A Primer on the Alternative Minimum Tax (AMT)
by Guest Blogger, 2/15/2002
What is the Alternative Minimum Tax (AMT)?
Will the AMT Get You?
One of the many criticisms of the "Economic Growth and Tax Relief Reconciliation Act of 2001" is that it will increase the number of taxpayers who are liable for the Alternative Minimum Tax (AMT), thus erasing any benefits of the tax cut for those taxpayers.

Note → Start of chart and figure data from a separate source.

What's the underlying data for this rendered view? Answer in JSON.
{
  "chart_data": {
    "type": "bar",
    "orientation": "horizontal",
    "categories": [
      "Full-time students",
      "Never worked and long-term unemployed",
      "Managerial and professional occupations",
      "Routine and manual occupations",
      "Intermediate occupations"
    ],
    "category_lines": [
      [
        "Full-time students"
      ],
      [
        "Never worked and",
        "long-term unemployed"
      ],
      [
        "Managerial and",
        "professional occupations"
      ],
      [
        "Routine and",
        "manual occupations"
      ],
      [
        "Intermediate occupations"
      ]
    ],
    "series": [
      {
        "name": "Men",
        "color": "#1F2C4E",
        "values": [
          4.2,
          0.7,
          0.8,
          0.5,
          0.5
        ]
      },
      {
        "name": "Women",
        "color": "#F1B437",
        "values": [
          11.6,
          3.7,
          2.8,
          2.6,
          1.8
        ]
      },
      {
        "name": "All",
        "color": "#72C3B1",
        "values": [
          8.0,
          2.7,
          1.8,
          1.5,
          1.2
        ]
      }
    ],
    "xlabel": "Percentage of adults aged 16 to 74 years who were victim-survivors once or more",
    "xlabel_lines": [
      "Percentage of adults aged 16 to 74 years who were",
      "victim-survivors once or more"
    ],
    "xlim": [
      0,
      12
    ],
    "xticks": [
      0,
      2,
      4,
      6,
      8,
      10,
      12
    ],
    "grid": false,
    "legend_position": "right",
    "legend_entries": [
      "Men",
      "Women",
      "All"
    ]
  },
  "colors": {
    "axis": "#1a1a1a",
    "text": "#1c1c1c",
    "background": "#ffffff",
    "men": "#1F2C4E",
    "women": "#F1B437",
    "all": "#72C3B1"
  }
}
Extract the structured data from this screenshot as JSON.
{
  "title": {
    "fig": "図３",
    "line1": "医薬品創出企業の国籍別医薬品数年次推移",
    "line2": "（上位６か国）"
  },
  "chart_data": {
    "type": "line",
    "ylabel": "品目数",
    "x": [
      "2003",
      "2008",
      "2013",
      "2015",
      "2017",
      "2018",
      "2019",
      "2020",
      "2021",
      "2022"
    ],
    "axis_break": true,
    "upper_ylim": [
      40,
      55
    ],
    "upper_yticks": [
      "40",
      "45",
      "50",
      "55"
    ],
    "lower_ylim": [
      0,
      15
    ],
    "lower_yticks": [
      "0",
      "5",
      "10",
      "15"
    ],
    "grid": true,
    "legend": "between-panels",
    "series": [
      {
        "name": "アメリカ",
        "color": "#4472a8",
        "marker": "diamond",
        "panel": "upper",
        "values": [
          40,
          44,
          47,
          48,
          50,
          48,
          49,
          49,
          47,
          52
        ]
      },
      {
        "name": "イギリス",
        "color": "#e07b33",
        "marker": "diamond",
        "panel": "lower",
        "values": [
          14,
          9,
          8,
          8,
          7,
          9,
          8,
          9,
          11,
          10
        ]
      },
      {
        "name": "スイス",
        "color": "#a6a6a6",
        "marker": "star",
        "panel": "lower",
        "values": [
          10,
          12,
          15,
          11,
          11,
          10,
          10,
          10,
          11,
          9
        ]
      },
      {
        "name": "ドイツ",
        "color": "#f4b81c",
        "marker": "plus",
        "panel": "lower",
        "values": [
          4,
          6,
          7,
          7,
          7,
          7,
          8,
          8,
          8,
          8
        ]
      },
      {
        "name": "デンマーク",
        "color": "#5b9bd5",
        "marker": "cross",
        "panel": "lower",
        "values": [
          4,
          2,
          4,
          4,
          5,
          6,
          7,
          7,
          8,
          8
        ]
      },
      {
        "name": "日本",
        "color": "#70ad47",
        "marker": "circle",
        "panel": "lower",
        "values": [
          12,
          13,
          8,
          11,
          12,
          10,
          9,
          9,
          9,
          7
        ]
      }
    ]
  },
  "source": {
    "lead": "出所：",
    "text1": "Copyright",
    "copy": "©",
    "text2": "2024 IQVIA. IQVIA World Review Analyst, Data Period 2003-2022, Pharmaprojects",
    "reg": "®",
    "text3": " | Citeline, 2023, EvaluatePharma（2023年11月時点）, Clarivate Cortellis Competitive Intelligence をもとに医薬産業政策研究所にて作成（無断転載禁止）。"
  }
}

Unless you have been faced with the AMT, you probably don't know what it is. Here are some facts about the AMT, since paradoxically, because of the "benefits" of the Bush tax cut, you now may be liable for a higher tax rate under the AMT.
Why is there an AMT?
The Alternative Minimum Tax was designed to make sure that wealthier Americans could not get out of paying income taxes through the many special tax breaks (i.e., the "loopholes" of special deductions, special credits for expenses, and preferential treatment of some income) that wealthier taxpayers can often enjoy, unlike those of us who file by phone or complete the EZ form. In other words, the AMT was specifically enacted to correct some of the excessive preferences that the wealthy enjoy in terms of income tax -- not to penalize middle-income Americans.
What is the AMT?
The AMT is a separate "alternative" tax rate, setting the amount of taxes that a person with a certain income should be required to pay. Taxpayers with higher incomes or big deductions are required by the AMT law to calculate their taxes twice -- once using regular income tax provisions and once using the AMT. They then pay whichever is higher. The AMT:
- Reduces or eliminates some special tax benefits found under regular income tax.
- Uses a special exemption rate that is supposed to be high enough to protect regular taxpayers from being liable.
- Has its own set of marginal rates starting at 26% and moving to 28%.
Who Pays the AMT?
An early attempt at an Alternative Minimum Tax was enacted in 1969. In 1970, only 19,000 taxpayers owed an AMT. The current AMT was legislated in 1989, with some modifications since. About 600,000 taxpayers were liable for the AMT in 1996. This year, about 2 million taxpayers will be affected. Without the Bush tax cut, it was estimated that by 2011 almost 21 million taxpayers would be affected by the AMT. With the tax cut, according to the Joint Committee on Taxation (JCT), that estimate rises to 35 million, or almost one-fourth of all taxpayers, who will have to pay increased taxes under the AMT in 2011. The tax cut will cause even more middle-income taxpayers to be required to pay more taxes under the AMT.
Why Will the AMT Affect More People?
Regular income tax rates -- the personal exemption, the standard deduction, and tax brackets -- are indexed for inflation. So, if your income keeps pace with inflation, the percent of your income you owe in taxes will remain about the same. The AMT brackets and exemptions are not adjusted for inflation. If the AMT remains as it is, without adjusting for inflation, more and more Americans will become liable. Remember, the AMT has its own exemption rate, which has essentially stayed the same since 1989. The Bush tax cut worsens this situation, since it lowers the regular tax bracket without raising the AMT liability, causing many more taxpayers to find themselves liable for AMT payments.
Why Not Just Fix It?
Simply adjusting the AMT for inflation would keep the AMT relatively constant, but, according to the Joint Committee on Taxation, it would cost more than $100 billion over the next decade. To insure that taxpayers get the full benefits of the Bush tax cut, the JCT estimates that it would cost almost three times that much, or $292 billion over 10 years. With the provisions of the Bush tax cut shrinking federal revenue, it will be difficult -- or impossible -- to find an extra $292 billion to fix the problem.